Pastora Montilla es una mujer que trabaja permanentemente en perdonar, porque entendió que solo con la trascendencia podemos desafiar la muerte, la extinción, el olvido, y que superar los duelos es como pasar un puente mágico entre una metáfora y un milagro.

No ha transitado un camino fácil, pero en ese paso a paso, reconoce que ser compasiva con los victimarios, ayudarlos sin enojarse y sin tenerles rencor, es una forma de superar lo vivido.

Tiene 41 años. Demasiado joven para tanto dolor.  Nació en Ricaute, al suroccidente de Nariño, a 142 kilómetros de Pasto, en una tierra con una riqueza natural envidiable. Su tierra se erige medio de montañas bañadas por ríos y gente muy amable, que conserva en su memoria, con nitidez y nostalgia.

Incluso recuerda con claridad los hechos de violencia que la marcaron, porque nació en medio del conflicto y aprendió a vivir con él. A los 16 años presenció el primer atentado y antes de los 20 la primera masacre de su pueblo. 

Eran una familia próspera y querida. Tempranamente Pastora fue catequista, presidenta de junta de acción comunal, se graduó como técnica agropecuaria y tenía un negocio, una casa agrícola que la ponía en contacto permanente con su comunidad.

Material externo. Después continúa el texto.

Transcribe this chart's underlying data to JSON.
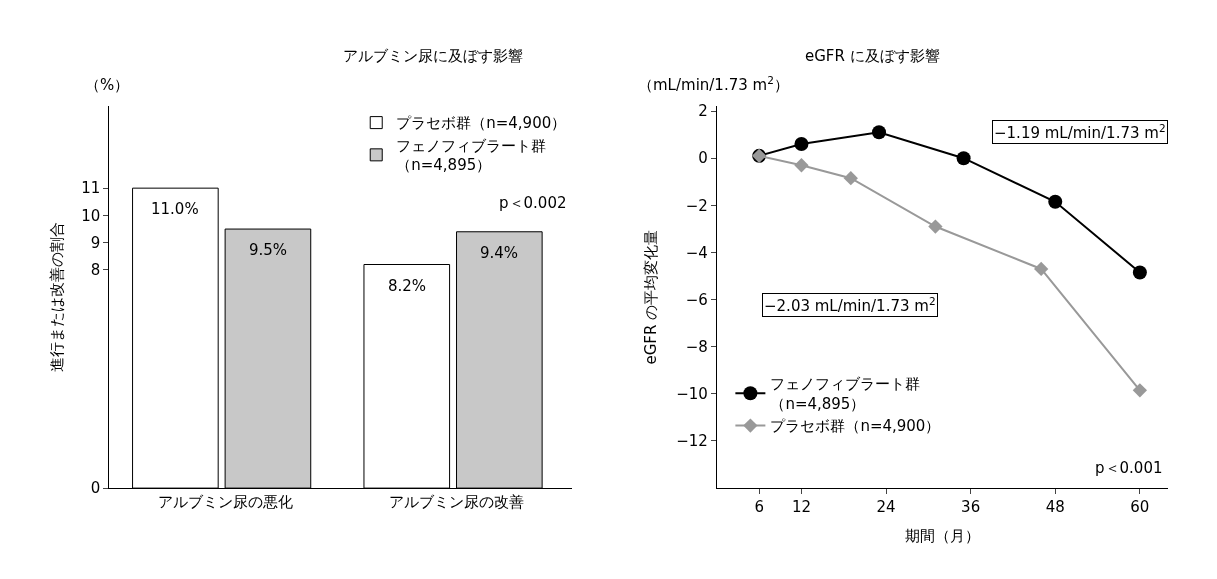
{
  "chart_data": [
    {
      "type": "bar",
      "title": "アルブミン尿に及ぼす影響",
      "ylabel": "進行または改善の割合",
      "categories": [
        "アルブミン尿の悪化",
        "アルブミン尿の改善"
      ],
      "series": [
        {
          "name": "プラセボ群（n=4,900）",
          "color": "#ffffff",
          "values": [
            11.0,
            8.2
          ],
          "value_labels": [
            "11.0%",
            "8.2%"
          ]
        },
        {
          "name": "フェノフィブラート群（n=4,895）",
          "color": "#c8c8c8",
          "values": [
            9.5,
            9.4
          ],
          "value_labels": [
            "9.5%",
            "9.4%"
          ]
        }
      ],
      "ylim": [
        0,
        14
      ],
      "yticks": [
        0,
        8,
        9,
        10,
        11
      ],
      "annotations": [
        "（%）",
        "p＜0.002"
      ],
      "legend": "top right"
    },
    {
      "type": "line",
      "title": "eGFR に及ぼす影響",
      "xlabel": "期間（月）",
      "ylabel": "eGFR の平均変化量",
      "line_style": "solid",
      "series": [
        {
          "name": "フェノフィブラート群（n=4,895）",
          "color": "#000000",
          "marker": "circle",
          "x": [
            6,
            12,
            23,
            35,
            48,
            60
          ],
          "values": [
            0.1,
            0.6,
            1.1,
            0.0,
            -1.85,
            -4.85
          ]
        },
        {
          "name": "プラセボ群（n=4,900）",
          "color": "#999999",
          "marker": "diamond",
          "x": [
            6,
            12,
            19,
            31,
            46,
            60
          ],
          "values": [
            0.1,
            -0.3,
            -0.85,
            -2.9,
            -4.7,
            -9.85
          ]
        }
      ],
      "xlim": [
        0,
        64
      ],
      "xticks": [
        6,
        12,
        24,
        36,
        48,
        60
      ],
      "ylim": [
        -14,
        2.2
      ],
      "yticks": [
        2,
        0,
        {
          "value": -2,
          "label": "−2"
        },
        {
          "value": -4,
          "label": "−4"
        },
        {
          "value": -6,
          "label": "−6"
        },
        {
          "value": -8,
          "label": "−8"
        },
        {
          "value": -10,
          "label": "−10"
        },
        {
          "value": -12,
          "label": "−12"
        }
      ],
      "annotations": [
        "（mL/min/1.73 m$^{2}$）",
        "p＜0.001",
        "−1.19 mL/min/1.73 m$^{2}$",
        "−2.03 mL/min/1.73 m$^{2}$"
      ],
      "legend": "bottom left"
    }
  ]
}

Su mamá era funcionaria del gobierno nacional. De ella aprendió a trabajar duro y a decir siempre la verdad.  Quizá por eso, por decir lo que los demás ocultaban, llegaron las amenazas de grupos al margen de la ley y el innombrable día en el que 22 personas de su familia tuvieron que salir con lo que tenían puesto, los documentos personales en los bolsillos, y cortar de tajo cualquier vínculo y comunicación con la gente del pueblo.

Conocía al Quindío únicamente en el mapa. Al principio los trasladaron a Cali en una caravana escoltada, y con el tiempo llegaron a esta zona del país. El impresionante impacto de la noticia, nisiquiera le permitió enterarse de que estaba embarazada de su primera hija.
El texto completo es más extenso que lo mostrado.